20. August 2017 | 04:35 Uhr

Lebensmittel : EU-Gesetz trifft Kita-Küchen

vom
Aus der Redaktion der Norddeutschen Rundschau

Ab Dezember müssen Allergene gekennzeichnet werden. Kreis Steinburg schiebt Qualitätszirkel Kita-Verpflegung an.

Es ist 9 Uhr morgens. In der Küche der Kindertagesstätte St. Ansgar in Itzehoe schneiden Küchenleiterin Birgit Frantz und Daniela Strzysio Obst für einen Gruß aus der Küche. Gleich werden sie hier für rund 110 Kindergartenkinder Knödel anrühren, damit die Kleinen eine altersgerechte, warme Mahlzeit bekommen. In Schleswig-Holstein essen rund 50 Prozent der über Dreijährigen zu Mittag in der Kindertagesstätte. Bei den unter Dreijährigen sind es sogar etwa 73 Prozent, das besagt eine aktuelle Studie der Bertelsmann-Stiftung mit dem Titel „Is(s)t Kita gut?“

Die Kindertagesstätten, auch im Kreis Steinburg, stellt dies vor eine große Herausforderung – und das nicht nur räumlich und personell. Denn im Dezember tritt eine Neufassung der EU-Lebensmittelinformationsverordnung in Kraft. Sie beschäftigt sich speziell mit der Allergenkennzeichnung und besagt, dass auch bei offen angebotenen Produkten in Kitas – vom Knödel über den Obstsalat bis zum mitgebrachten Kuchen beim Sommerfest – alle potenziellen Allergene zukünftig gekennzeichnet werden müssen.

Es gibt viel zu beachten. Noch ist nicht klar, wie die Stoffe, die Allergien auslösen könnten, auf dem Menüplan angezeigt werden sollen – ob mit Farben, Zahlen oder Symbolen. „Ich mache demnächst einen Din-A4-Zettel mit allen Allergenen und versehe den Speisezettel mit Zahlen“, erklärt Birgit Frantz ihren vorläufigen Plan, um auf die Verordnung angemessen zu reagieren. Sie ist Fachkraft und durch eine Fortbildung bereits auf das Thema vorbereitet. Damit stellt sie eine Ausnahme dar. Nur nur 33 Prozent der deutschen Kindertagesstätten beschäftigen eine hauswirtschaftliche Fachkraft, weniger als 50 Prozent des Kita-Personals besuchen regelmäßig Fort- und Weiterbildungen. Über 50 Prozent der Kitas lassen das Essen von externen Anbietern liefern, heißt es in der Studie der Bertelsmann-Stiftung.

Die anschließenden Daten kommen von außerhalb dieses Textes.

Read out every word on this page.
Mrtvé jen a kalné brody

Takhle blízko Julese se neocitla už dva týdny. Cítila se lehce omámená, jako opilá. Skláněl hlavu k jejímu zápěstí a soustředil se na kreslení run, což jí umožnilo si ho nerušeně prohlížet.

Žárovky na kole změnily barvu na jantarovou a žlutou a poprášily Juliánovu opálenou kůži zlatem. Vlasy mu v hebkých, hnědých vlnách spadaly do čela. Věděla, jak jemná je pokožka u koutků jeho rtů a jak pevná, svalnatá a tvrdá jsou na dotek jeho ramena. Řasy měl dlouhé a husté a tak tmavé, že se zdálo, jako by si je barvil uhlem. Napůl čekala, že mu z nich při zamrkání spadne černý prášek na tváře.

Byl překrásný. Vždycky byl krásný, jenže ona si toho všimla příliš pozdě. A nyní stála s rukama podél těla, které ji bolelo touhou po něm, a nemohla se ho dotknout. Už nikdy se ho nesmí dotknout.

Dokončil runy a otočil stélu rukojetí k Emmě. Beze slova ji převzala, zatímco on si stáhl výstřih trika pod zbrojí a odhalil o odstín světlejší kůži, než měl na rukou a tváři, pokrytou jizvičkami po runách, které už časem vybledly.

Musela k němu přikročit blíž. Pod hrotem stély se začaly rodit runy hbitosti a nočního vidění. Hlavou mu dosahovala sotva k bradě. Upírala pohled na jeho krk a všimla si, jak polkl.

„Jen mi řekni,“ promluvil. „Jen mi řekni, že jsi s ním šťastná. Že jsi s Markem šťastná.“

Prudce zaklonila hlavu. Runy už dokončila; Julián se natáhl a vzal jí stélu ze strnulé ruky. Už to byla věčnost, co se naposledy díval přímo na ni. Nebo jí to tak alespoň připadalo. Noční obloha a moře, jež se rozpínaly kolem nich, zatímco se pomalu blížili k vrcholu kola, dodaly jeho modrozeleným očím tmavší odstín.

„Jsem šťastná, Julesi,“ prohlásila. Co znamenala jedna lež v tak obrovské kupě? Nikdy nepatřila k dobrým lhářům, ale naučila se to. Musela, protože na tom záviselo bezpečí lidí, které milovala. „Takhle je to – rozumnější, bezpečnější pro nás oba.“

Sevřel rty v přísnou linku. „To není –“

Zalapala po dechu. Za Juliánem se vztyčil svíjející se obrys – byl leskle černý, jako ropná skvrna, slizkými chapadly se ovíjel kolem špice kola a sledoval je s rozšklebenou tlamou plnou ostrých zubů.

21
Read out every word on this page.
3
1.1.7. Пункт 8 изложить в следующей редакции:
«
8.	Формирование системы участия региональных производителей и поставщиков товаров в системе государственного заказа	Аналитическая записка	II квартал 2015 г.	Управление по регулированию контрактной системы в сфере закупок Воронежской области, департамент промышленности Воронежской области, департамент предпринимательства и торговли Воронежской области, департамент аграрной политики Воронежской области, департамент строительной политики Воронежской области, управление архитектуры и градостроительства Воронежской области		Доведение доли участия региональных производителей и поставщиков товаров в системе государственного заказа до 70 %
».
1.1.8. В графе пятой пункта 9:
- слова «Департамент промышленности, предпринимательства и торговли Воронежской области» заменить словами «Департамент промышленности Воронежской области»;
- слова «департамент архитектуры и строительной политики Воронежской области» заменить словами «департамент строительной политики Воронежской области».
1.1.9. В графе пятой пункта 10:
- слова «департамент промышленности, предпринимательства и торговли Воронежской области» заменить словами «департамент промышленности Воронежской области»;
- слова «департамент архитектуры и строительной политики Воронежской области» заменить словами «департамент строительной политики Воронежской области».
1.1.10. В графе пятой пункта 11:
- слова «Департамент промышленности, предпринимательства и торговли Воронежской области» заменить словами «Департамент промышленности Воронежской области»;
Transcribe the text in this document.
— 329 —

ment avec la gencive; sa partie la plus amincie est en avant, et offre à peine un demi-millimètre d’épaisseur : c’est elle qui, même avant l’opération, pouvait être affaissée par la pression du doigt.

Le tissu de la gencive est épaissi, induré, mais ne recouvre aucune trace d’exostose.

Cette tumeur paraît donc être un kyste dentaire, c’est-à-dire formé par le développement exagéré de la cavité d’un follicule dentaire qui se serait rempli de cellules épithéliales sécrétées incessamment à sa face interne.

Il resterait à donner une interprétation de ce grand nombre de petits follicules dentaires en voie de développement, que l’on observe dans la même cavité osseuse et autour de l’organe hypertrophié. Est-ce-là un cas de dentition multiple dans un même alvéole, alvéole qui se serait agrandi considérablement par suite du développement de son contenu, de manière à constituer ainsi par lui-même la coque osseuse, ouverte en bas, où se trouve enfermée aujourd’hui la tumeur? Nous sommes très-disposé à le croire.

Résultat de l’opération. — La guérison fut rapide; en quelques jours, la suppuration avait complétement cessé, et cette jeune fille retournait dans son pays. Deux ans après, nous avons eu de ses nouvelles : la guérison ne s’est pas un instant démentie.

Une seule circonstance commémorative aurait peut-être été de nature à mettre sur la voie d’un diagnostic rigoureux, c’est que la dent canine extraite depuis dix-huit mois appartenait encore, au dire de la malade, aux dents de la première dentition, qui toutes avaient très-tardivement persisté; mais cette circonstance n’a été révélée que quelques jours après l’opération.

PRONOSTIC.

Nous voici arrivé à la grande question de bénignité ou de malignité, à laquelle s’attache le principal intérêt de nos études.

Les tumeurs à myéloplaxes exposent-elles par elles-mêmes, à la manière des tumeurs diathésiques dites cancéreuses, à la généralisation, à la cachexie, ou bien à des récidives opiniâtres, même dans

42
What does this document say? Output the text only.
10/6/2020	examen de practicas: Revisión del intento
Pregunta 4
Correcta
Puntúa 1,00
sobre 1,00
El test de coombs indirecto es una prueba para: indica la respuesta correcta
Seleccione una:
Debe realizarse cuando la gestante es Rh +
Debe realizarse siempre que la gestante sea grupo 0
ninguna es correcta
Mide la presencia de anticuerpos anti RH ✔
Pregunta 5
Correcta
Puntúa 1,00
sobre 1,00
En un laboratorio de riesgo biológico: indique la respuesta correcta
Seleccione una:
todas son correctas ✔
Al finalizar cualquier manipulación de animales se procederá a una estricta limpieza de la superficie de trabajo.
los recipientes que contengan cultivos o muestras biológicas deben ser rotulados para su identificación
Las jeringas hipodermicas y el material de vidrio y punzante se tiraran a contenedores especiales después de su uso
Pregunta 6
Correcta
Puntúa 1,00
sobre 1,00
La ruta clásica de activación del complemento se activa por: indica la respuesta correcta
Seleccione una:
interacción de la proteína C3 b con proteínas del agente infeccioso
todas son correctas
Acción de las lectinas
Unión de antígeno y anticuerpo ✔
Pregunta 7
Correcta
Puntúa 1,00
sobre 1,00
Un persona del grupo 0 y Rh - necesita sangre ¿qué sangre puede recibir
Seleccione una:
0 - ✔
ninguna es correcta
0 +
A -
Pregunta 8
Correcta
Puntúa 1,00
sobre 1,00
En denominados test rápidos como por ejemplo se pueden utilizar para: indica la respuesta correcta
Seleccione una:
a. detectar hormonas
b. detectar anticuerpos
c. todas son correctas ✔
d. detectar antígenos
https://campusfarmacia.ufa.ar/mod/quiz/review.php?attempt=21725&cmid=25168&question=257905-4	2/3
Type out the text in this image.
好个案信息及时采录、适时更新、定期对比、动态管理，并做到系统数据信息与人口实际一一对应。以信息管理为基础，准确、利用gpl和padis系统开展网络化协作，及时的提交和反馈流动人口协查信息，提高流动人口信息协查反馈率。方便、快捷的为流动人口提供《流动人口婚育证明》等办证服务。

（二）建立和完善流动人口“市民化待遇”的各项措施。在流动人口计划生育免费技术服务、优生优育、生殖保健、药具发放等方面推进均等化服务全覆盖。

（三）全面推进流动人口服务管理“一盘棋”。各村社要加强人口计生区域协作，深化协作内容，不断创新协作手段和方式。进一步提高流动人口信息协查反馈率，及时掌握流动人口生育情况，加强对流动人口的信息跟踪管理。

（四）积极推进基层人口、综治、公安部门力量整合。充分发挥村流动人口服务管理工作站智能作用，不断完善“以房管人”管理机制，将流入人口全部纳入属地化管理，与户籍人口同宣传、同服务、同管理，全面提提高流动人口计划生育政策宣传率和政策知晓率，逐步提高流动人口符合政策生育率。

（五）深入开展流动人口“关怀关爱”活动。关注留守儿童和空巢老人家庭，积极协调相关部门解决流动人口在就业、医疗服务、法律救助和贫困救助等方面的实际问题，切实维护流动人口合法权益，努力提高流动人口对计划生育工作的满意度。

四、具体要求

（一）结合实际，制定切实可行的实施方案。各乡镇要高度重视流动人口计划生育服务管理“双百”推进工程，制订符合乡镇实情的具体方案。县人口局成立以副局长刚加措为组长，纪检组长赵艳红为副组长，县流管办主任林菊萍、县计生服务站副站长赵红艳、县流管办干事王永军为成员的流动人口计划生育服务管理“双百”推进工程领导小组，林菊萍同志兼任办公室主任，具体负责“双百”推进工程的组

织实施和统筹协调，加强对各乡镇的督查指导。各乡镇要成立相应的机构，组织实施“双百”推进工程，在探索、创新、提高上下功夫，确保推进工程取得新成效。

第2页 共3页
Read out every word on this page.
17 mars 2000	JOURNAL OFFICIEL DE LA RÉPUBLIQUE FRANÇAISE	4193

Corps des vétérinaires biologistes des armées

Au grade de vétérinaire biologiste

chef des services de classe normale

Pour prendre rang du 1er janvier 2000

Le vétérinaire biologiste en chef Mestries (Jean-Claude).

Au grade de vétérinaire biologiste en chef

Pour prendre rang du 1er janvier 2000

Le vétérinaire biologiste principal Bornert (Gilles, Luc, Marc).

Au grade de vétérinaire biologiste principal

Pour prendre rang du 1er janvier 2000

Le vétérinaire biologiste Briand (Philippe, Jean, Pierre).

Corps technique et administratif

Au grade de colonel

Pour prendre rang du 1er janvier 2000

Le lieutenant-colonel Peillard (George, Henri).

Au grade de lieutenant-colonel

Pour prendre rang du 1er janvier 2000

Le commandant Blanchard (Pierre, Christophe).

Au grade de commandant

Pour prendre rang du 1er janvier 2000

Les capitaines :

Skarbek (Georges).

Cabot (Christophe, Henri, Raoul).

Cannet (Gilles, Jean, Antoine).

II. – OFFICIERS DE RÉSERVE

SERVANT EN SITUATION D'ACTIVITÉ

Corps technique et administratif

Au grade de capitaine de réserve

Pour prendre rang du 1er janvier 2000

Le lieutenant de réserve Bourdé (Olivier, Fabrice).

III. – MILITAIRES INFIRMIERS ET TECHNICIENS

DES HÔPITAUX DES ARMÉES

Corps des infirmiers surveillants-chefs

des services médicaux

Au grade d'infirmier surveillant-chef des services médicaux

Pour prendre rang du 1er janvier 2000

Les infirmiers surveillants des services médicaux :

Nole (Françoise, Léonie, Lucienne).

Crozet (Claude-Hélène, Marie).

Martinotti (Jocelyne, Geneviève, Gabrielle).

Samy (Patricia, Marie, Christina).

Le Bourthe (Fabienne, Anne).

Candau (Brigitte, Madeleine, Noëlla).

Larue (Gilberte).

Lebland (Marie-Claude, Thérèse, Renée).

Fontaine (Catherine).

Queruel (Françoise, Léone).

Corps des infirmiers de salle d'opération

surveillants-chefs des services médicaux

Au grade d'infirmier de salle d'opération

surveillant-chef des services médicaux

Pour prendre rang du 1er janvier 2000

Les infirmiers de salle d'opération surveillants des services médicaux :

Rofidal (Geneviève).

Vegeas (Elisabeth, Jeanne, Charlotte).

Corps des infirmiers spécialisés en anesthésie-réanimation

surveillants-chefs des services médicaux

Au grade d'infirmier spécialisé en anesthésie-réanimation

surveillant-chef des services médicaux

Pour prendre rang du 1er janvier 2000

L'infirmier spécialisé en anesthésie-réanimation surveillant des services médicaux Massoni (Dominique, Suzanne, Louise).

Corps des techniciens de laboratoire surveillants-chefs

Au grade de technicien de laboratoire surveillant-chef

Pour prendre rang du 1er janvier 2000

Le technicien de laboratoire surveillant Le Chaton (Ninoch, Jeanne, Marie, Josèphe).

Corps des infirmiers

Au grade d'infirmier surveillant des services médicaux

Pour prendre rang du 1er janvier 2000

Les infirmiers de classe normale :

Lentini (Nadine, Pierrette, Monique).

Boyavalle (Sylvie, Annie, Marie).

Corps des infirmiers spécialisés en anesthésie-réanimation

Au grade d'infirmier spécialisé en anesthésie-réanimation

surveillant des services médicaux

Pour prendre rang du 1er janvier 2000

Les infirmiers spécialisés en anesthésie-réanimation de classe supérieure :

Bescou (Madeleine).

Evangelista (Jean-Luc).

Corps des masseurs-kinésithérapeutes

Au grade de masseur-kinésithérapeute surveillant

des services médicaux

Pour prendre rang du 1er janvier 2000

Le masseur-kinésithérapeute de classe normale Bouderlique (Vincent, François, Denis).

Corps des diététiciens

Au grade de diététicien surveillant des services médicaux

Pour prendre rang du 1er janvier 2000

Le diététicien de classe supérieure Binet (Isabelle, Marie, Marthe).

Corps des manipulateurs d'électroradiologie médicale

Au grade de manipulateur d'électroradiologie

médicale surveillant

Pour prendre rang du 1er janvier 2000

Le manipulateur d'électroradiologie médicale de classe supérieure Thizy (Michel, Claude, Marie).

„Es ist keine Sensibilität dafür da, dass Kita-Verpflegung wesentlich mehr ist, als einmal täglich warmes Essen vorzusetzen“, bedauerte Petra Schulze-Lohmann von der Deutschen Gesellschaft für Ernährung in Schleswig-Holstein (DGE) kürzlich bei der Auftaktveranstaltung Qualitätszirkel Kita-Verpflegung im Kreishaus in Itzehoe.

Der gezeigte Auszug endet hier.